Top Botnet Malware During H1 2019
- Emotet (29%) – Emotet is an advanced, self-propagating and modular Trojan. Emotet once used to be employed as a banking Trojan, and recently is used as a distributor for other malware or malicious campaigns. It uses multiple methods for propagation and evasion techniques to avoid detection. In addition, it can also be spread through phishing spam emails containing malicious attachments or links.
- Dorkbot (18%) – IRC-based Worm designed to allow remote code execution by its operator, as well as the download of additional malware to the infected system, with the primary motivation being to steal sensitive information and launch denial-of-service attacks.
- Trickbot (11%) – Trickbot is a Dyre variant that emerged in October 2016. Since its first appearance, it has been targeting banks mostly in Australia and the UK, and lately it has started appearing also in India, Singapore and Malaysia.

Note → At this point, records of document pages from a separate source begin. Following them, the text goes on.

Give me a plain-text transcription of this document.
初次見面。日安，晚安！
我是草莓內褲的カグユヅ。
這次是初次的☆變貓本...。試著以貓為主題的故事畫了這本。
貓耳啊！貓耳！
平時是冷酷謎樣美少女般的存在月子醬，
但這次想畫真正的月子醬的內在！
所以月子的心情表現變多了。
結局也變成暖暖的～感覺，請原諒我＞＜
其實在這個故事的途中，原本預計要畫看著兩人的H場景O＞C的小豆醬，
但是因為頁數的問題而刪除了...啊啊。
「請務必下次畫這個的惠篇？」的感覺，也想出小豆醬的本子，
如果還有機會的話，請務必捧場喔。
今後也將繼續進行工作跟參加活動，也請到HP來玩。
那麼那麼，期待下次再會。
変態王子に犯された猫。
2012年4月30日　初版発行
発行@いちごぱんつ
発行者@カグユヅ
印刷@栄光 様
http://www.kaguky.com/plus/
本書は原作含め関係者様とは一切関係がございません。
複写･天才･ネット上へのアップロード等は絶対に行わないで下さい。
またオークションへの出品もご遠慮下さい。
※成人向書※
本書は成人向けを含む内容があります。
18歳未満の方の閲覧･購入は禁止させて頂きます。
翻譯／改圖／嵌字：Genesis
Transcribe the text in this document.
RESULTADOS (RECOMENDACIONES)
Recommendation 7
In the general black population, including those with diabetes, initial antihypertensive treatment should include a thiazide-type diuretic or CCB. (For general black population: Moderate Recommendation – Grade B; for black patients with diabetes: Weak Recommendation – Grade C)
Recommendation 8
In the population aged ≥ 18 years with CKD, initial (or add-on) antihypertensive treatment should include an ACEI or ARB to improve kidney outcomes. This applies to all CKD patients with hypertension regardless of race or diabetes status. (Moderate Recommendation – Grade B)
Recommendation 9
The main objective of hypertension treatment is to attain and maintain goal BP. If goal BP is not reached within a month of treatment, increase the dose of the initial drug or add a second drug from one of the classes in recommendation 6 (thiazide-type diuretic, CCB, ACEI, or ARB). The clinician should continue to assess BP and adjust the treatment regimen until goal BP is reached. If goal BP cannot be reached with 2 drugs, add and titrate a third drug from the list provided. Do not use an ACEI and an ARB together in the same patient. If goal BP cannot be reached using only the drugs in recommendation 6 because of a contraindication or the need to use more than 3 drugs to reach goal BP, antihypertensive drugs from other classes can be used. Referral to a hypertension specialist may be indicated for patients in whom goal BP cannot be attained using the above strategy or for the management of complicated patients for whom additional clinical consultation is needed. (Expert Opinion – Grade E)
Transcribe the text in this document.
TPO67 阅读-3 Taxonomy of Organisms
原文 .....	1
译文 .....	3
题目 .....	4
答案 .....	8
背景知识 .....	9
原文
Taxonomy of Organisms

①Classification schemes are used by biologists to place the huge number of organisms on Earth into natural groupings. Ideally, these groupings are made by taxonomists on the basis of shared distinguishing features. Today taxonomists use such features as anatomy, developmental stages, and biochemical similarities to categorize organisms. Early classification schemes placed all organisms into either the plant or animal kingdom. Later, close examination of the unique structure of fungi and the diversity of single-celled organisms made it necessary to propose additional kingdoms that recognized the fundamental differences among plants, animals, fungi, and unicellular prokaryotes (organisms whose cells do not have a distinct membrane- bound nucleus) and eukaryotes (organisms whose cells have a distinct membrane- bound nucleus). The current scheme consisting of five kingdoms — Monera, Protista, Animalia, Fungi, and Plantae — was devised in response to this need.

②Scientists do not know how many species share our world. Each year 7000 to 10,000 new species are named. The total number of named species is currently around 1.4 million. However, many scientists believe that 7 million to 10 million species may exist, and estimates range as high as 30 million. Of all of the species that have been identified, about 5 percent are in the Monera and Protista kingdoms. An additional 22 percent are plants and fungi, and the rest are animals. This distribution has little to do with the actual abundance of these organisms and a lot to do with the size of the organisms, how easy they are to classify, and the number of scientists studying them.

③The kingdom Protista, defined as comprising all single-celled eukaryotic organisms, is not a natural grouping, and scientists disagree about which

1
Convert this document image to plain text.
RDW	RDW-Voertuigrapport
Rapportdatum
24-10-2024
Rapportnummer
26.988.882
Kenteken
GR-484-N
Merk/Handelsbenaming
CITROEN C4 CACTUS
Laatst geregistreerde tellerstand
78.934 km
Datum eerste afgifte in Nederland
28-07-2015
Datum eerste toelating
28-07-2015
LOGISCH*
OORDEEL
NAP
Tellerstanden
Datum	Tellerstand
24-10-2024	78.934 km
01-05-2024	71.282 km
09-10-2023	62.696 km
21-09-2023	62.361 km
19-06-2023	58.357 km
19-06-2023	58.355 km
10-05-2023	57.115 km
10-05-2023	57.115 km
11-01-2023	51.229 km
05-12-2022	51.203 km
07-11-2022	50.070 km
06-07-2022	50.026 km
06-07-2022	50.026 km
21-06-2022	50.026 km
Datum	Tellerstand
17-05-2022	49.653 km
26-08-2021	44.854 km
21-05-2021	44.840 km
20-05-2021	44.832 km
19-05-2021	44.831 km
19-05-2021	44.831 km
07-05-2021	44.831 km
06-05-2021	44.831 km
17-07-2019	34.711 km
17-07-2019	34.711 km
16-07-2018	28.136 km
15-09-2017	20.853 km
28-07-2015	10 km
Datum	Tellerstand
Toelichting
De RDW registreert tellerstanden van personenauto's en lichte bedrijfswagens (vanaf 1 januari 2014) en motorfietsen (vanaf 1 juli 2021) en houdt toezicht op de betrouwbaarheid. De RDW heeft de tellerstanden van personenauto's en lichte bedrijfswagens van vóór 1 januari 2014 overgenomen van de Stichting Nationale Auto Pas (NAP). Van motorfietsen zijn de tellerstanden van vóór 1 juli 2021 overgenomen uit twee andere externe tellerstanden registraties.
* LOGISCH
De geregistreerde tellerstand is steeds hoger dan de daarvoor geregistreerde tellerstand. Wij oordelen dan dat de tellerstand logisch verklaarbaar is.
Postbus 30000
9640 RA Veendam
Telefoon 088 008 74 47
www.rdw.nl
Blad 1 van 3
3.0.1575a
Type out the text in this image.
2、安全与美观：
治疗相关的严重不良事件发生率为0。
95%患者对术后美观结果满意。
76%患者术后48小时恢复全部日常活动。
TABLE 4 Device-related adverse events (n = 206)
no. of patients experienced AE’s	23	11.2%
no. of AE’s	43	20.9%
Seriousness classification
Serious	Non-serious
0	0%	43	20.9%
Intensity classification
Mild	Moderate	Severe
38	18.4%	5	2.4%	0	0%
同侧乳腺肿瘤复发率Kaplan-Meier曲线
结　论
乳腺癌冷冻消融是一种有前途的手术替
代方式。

Top Cryptominers During H1 2019
- Coinhive (23%) – A cryptominer designed to perform online mining of the Monero cryptocurrency without the user's approval when a user visits a web page. Coinhive only emerged in September 2017 but has hit 12% of organisations worldwide.
- Cryptoloot (22%) – A JavaScript Cryptominer, designed to perform online mining of Monero cryptocurrency when a user visits a web page without the user's approval.
- XMRig (20%) – XMRig is open source CPU mining software used for the mining process of the Monero cryptocurrency, and first seen in the wild on May 2017.
Top Mobile Malware During H1 2019
- Triada (30%) – A Modular Backdoor for Android which grants superuser privileges to downloaded malware, as it helps it to get embedded into system processes. Triada has also been seen spoofing URLs loaded in users' browsers.
- Lotoor (11%) – Lotoor is a hack tool that exploits vulnerabilities on Android operating system in order to gain root privileges on compromised mobile devices.
- Hidad (7%) – Android malware which repackages legitimate apps and then releases them to a third-party store. It is able to gain access to key security details built into the OS, allowing an attacker to obtain sensitive user data.
Top Banking Malware During H1 2019
- Ramnit (28%) – A banking Trojan that steals banking credentials, FTP passwords, session cookies and personal data.
- Trickbot (21%) - Trickbot is a Dyre variant that emerged in October 2016. Since its first appearance, it has been targeting banks mostly in Australia and the UK, and lately it has started appearing also in India, Singapore and Malaysia.
- Ursnif (10%) – Ursnif is Trojan that targets the Windows platform. It is usually spread through exploit kits - Angler and Rig, each at its time. It has the capability to steal information related to Verifone Point-of-Sale (POS) payment software. It contacts a remote server to upload collected information and receive instructions. It also downloads and executes files on infected systems.
These findings are based on data drawn from Check Point's ThreatCloud intelligence between January and June 2019, highlighting the key tactics cyber-criminals are using to attack businesses.